Speaker
Description
My talk will focus on unresolved problems in the current models of type Ia supernova standardisation and how they bias the Hubble constant determination. I will show that the supernova standardisation model employed in the SH0ES measurement leaves unaccounted for residuals in the calibration data (supernovae observed in host galaxies of Cepheids). These residuals can be traced back to the model's assumption that intrinsic and extrinsic (extinction in supernova host galaxies) supernova properties are identical in the calibration galaxies and in the Hubble flow. This, however, cannot be reconciled with a naturally expected bias resulting from selecting highly star forming and dust-rich calibration galaxies for observations of Cepheids.
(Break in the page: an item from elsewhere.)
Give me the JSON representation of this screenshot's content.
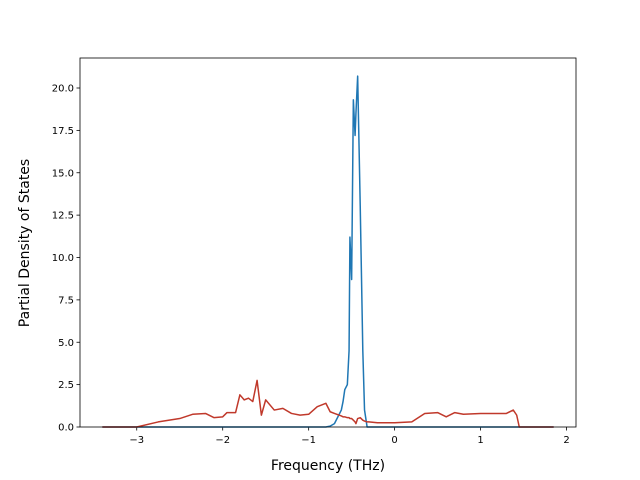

I will show that the selection problem requires a more sophisticated modelling of type Ia supernovae in which we account for supernova subpopulations related to their host galaxy environments. I will discuss results from a newly developed hierarchical Bayesian modelling type Ia supernovae and its impact on the Hubble constant determination. I will demonstrate that the new approach lowers the best fit Hubble constant to 70 km/s/Mpc, reducing the Hubble tension by a factor of 2, primarily due to stronger extinction in the calibration galaxies than in the Hubble flow -- the property which turns out to be the main cause of apparent residuals in the original modelling from SH0ES.